Of course I overreacted. The tot will surely remember mistakes I make, but not every one. And she will remember good stuff, too, things that I don’t even realize are settling with her as happy moments. Moveover, unlike three years ago, I know this is how it is supposed to be. Every human makes mistakes and wonders at some point if that’s one that’s gonna come back to rear its ugly head later. And every human gets stuff right that means more to someone else than they will ever fully know. The hard part for me when I was feeling too incapable to be an adult in charge of raising a little lump of mush was letting go and being okay with making mistakes.

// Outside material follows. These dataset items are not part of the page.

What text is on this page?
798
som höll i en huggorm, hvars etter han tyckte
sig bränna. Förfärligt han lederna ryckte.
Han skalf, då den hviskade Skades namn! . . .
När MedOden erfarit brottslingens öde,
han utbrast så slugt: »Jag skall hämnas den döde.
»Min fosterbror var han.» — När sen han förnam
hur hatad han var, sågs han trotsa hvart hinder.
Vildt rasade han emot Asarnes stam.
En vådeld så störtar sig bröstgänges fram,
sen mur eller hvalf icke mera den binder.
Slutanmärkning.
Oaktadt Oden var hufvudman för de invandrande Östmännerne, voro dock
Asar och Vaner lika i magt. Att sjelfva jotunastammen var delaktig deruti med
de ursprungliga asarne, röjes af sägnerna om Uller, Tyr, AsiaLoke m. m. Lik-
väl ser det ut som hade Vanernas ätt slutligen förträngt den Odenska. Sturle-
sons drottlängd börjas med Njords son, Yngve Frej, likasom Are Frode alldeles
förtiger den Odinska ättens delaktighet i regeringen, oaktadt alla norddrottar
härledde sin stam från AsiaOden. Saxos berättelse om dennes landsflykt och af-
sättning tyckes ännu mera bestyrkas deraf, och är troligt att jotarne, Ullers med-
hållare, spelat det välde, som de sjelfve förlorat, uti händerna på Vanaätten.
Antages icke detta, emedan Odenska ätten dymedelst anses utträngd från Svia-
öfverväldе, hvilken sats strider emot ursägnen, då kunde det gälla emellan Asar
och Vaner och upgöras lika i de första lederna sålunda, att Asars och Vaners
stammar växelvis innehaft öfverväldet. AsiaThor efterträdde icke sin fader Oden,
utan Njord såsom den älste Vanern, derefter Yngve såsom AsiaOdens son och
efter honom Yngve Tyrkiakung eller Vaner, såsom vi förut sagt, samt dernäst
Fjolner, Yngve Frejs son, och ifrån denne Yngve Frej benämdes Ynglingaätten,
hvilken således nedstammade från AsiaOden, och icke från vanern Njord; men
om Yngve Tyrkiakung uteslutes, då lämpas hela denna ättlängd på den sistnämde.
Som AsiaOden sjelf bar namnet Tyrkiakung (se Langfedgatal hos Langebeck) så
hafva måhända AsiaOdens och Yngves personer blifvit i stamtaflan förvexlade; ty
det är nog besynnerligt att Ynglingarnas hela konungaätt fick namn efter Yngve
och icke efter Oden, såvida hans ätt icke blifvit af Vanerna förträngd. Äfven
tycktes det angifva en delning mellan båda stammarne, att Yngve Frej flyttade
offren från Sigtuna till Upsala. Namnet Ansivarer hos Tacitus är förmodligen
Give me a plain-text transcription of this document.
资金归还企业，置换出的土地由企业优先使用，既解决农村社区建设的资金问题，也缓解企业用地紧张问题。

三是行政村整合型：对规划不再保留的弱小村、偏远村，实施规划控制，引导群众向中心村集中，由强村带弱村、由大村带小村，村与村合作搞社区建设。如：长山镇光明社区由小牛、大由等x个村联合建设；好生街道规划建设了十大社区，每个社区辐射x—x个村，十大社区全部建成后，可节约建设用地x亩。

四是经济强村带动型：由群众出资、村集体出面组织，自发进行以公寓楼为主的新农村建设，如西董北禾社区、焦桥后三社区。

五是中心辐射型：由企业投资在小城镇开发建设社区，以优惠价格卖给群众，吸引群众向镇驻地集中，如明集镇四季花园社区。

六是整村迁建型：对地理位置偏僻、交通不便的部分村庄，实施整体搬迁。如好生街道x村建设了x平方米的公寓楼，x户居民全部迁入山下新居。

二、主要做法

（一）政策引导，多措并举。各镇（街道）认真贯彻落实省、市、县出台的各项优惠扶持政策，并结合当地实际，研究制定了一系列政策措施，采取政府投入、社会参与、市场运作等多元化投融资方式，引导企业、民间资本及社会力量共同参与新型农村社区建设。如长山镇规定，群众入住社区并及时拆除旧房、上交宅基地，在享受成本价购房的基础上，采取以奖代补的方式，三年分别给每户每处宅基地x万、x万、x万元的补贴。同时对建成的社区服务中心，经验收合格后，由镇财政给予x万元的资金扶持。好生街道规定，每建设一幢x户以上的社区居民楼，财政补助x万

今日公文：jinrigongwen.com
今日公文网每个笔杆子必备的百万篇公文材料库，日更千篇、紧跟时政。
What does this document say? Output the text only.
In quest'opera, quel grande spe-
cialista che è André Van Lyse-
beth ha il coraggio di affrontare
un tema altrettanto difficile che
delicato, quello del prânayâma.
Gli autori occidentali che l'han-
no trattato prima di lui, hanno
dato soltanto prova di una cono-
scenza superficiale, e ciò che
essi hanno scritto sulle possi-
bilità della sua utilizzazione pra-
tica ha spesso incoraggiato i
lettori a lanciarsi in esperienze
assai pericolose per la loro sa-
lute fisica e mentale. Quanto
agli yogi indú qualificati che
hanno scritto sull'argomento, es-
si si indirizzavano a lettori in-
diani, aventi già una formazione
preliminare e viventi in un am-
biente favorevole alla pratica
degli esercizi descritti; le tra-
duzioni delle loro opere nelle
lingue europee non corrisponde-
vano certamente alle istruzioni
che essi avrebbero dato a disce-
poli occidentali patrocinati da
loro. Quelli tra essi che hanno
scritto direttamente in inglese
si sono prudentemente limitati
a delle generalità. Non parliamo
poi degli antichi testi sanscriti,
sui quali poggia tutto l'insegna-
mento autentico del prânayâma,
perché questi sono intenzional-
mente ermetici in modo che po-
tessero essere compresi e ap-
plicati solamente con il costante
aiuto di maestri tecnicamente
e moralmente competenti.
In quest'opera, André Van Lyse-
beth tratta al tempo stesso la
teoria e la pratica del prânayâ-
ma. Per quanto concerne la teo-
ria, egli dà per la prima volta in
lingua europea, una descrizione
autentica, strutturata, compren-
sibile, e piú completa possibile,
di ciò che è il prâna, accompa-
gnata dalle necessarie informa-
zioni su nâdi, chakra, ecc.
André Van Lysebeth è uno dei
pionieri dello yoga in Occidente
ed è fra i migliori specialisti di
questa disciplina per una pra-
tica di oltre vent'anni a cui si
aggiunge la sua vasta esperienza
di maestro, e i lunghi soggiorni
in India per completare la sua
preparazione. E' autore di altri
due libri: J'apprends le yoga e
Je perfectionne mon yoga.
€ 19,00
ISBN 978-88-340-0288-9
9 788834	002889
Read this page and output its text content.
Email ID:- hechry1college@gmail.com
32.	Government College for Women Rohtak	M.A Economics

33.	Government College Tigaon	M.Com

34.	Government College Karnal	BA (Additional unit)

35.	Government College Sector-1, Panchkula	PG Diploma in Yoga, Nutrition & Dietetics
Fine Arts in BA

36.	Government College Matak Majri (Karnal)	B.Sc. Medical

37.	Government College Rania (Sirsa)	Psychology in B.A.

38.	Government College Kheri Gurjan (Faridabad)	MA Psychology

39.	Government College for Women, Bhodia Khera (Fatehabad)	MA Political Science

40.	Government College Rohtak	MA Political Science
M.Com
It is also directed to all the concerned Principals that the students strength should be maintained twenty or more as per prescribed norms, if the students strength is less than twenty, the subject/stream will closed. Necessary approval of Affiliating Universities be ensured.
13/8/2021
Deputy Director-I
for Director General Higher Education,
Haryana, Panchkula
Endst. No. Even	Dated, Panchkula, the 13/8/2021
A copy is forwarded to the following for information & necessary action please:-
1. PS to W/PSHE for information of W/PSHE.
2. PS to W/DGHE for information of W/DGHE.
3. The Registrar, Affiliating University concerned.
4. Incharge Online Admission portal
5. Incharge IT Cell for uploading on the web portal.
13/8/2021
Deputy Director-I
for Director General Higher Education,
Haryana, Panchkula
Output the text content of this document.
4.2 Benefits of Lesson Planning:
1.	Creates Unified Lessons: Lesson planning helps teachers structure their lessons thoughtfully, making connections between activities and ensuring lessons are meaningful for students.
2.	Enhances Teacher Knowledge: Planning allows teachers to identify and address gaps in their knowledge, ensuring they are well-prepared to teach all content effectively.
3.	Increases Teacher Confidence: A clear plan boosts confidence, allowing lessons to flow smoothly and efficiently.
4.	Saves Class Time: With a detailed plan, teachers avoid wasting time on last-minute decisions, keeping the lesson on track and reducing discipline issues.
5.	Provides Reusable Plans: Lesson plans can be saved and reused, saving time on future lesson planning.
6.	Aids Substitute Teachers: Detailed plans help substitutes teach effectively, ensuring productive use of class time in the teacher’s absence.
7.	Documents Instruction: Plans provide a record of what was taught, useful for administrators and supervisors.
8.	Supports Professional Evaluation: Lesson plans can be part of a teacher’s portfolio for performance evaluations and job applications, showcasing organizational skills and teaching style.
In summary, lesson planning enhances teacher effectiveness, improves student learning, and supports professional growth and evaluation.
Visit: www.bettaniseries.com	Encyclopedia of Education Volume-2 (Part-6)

The lesson I work to integrate into every day is that I cannot always be consumed with my child’s future memory of me because if I am, I will miss the now. I will miss her childhood and my parenthood. I will never be able to enjoy the incredible life that is right in front of me. As a doubter and a perfectionist, this is really, really hard. Thank goodness I have such good motivation.
She picked that swimsuit out, not me. So if she comes back in 10 years complaining about how I dressed her, I would like it known that I tried to redirect her several times but she would NOT budge. She HAD to have THIS suit.